Problem D

Dancing Digits

Digits like to dance. One day, 1, 2, 3, 4, 5, 6, 7 and 8 stand in a line to have a wonderful party. Each time, a male digit can ask a female digit to dance with him, or a female digit can ask a male digit to dance with her, as long as their sum is a prime. Before every dance, exactly one digit goes to who he/she wants to dance with - either to its immediate left or immediate right.

For simplicity, we denote a male digit x by itself x, and denote a female digit x by -x. Suppose the digits are in order {1, 2, 4, 5, 6, -7, -3, 8}. If -3 wants to dance with 4, she must go either to 4's left, resulting {1, 2, -3, 4, 5, 6, -7, 8} or his right, resulting {1, 2, 4, -3, 5, 6, -7, 8}. Note that -3 cannot dance with 5, since their sum 3+5=8 is not a prime; 2 cannot dance with 5, since they're both male.

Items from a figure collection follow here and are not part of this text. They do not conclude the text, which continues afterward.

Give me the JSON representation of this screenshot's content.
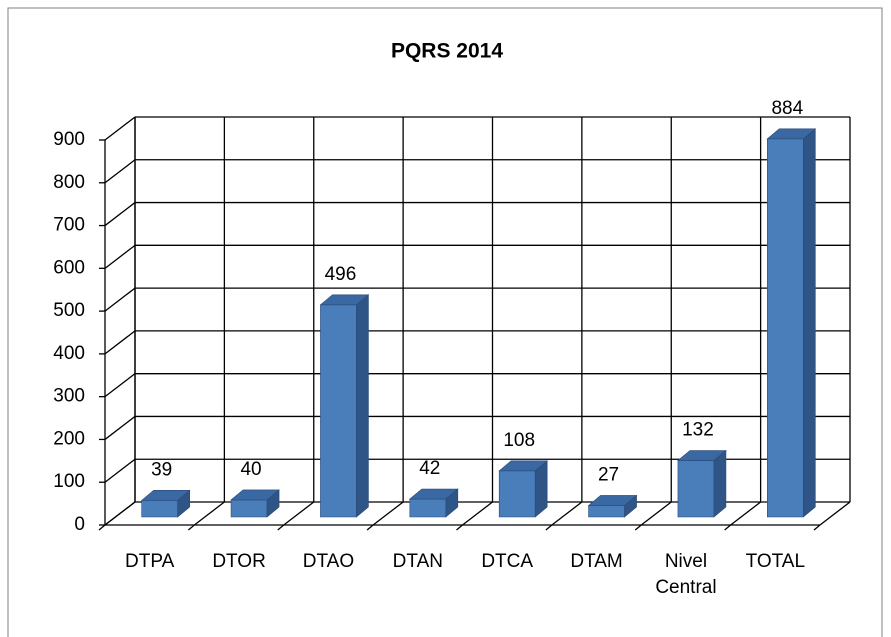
{
  "chart_data": {
    "type": "bar3d",
    "title": "PQRS 2014",
    "categories": [
      "DTPA",
      "DTOR",
      "DTAO",
      "DTAN",
      "DTCA",
      "DTAM",
      "Nivel Central",
      "TOTAL"
    ],
    "values": [
      39,
      40,
      496,
      42,
      108,
      27,
      132,
      884
    ],
    "color": "#4a7ebb",
    "ylim": [
      0,
      900
    ],
    "yticks": [
      0,
      100,
      200,
      300,
      400,
      500,
      600,
      700,
      800,
      900
    ],
    "grid": true
  }
}
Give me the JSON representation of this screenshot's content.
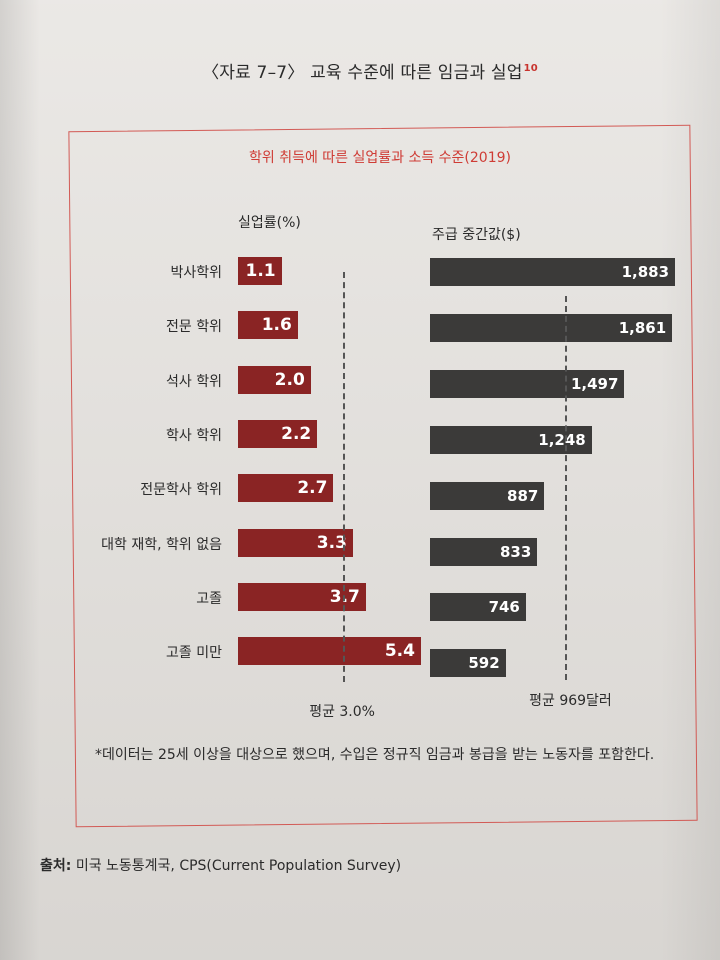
{
  "heading": {
    "text": "〈자료 7–7〉 교육 수준에 따른 임금과 실업",
    "footnote_mark": "10"
  },
  "chart_data": {
    "type": "bar",
    "title": "학위 취득에 따른 실업률과 소득 수준(2019)",
    "categories": [
      "박사학위",
      "전문 학위",
      "석사 학위",
      "학사 학위",
      "전문학사 학위",
      "대학 재학, 학위 없음",
      "고졸",
      "고졸 미만"
    ],
    "series": [
      {
        "name": "실업률(%)",
        "values": [
          1.1,
          1.6,
          2.0,
          2.2,
          2.7,
          3.3,
          3.7,
          5.4
        ],
        "labels": [
          "1.1",
          "1.6",
          "2.0",
          "2.2",
          "2.7",
          "3.3",
          "3.7",
          "5.4"
        ],
        "color": "#8a2424",
        "average": 3.0,
        "average_label": "평균 3.0%"
      },
      {
        "name": "주급 중간값($)",
        "values": [
          1883,
          1861,
          1497,
          1248,
          887,
          833,
          746,
          592
        ],
        "labels": [
          "1,883",
          "1,861",
          "1,497",
          "1,248",
          "887",
          "833",
          "746",
          "592"
        ],
        "color": "#3b3a39",
        "average": 969,
        "average_label": "평균 969달러"
      }
    ],
    "orientation": "horizontal",
    "grid": false,
    "legend": "none"
  },
  "note": "*데이터는 25세 이상을 대상으로 했으며, 수입은 정규직 임금과 봉급을 받는 노동자를 포함한다.",
  "source": {
    "label": "출처:",
    "text": "미국 노동통계국, CPS(Current Population Survey)"
  }
}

Given the initial ordering of the digits, find the minimal number of dances needed for them to sort in increasing order (ignoring signs of course).

Input

The input consists of at most 20 test cases. Each case contains exactly 8 integers in a single line. The absolute values of these integers form a permutation of {1, 2, 3, 4, 5, 6, 7, 8}. The last case is followed by a single zero, which should not be processed.

Output

For each test case, print the case number and the minimal number of dances needed. If they can never be sorted in increasing order, print -1.

Sample Input

1 2 4 5 6 -7 -3 8
1 2 3 4 5 6 7 8
1 2 3 5 -4 6 7 8
1 2 3 5 4 6 7 8
2 -8 -4 5 6 7 3 -1
0

Output for the Sample Input

Case 1: 1
Case 2: 0
Case 3: 1
Case 4: -1
Case 5: 3

---

Rujia Liu's Present 1: A Tiny Contest of Brute Force

---

#include <stdio.h>
#include <map>
#include <queue>
using namespace std;
int isprime(int n) {
    int i;
    for(i = 2; i < n; i++)
        if(n%i == 0)
            return 0;
    return 1;
}
int main() {
    int n[8], sign[9], cases = 0;
    int i, j, k, isp[9][9];
    for(i = 1; i <= 8; i++)
        for(j = 1; j <= 8; j++)
            isp[i][j] = isprime(i+j);
    while(scanf("%d", &n[0]), n[0]) {
        if(n[0] < 0)
            n[0] *= -1, sign[n[0]] = 1;
        else    sign[n[0]] = 0;
        int tmp = n[0];
        for(i = 1; i < 8; i++) {
            scanf("%d", &n[i]);
            if(n[i] < 0)
                n[i] *= -1, sign[n[i]] = 1;
            else    sign[n[i]] = 0;
            tmp = tmp*10 + n[i];
        }
        queue<int> Q;
        map<int, int> G;
        map<int, int>::iterator it;
        Q.push(tmp);
        G[tmp] = 0;
        int a[8], state, step;
        while(!Q.empty()) {
            tmp = Q.front();
            Q.pop();
            if(tmp == 12345678) {
                tmp = -1;
                break;
            }
            step = G[tmp];
            for(i = 7; i >= 0; i--)
                a[i] = tmp%10, tmp /= 10;
            for(i = 0; i < 8; i++) {
                for(j = 0; j < 8; j++) {
                    if(i == j)  continue;
                    if(sign[a[i]] != sign[a[j]] && isp[a[i]][a[j]]) {
                        /*left*/
                        for(k = 0, state = 0; k < j; k++) {
                            if(k == i)  continue;
                            state = state*10 + a[k];
                        }
                        state = state*10 + a[i], state = state*10 + a[j];
                        for(k = j+1; k < 8; k++) {
                            if(k == i)  continue;
                            state = state*10 + a[k];
                        }
                        if(G.find(state) == G.end()) {
                            G[state] = step+1;
                            Q.push(state);
                        }
                        /*right*/
                        for(k = 0, state = 0; k < j; k++) {
                            if(k == i)  continue;
                            state = state*10 + a[k];
                        }
                        state = state*10 + a[j], state = state*10 + a[i];
                        for(k = j+1; k < 8; k++) {
                            if(k == i)  continue;
                            state = state*10 + a[k];
                        }
                        if(G.find(state) == G.end()) {
                            G[state] = step+1;
                            Q.push(state);
                        }
                    }
                }
            }
        }
        printf("Case %d: ", ++cases);
        if(tmp == -1)
            printf("%d\n", G[12345678]);
        else
            puts("-1");
    }
    return 0;
}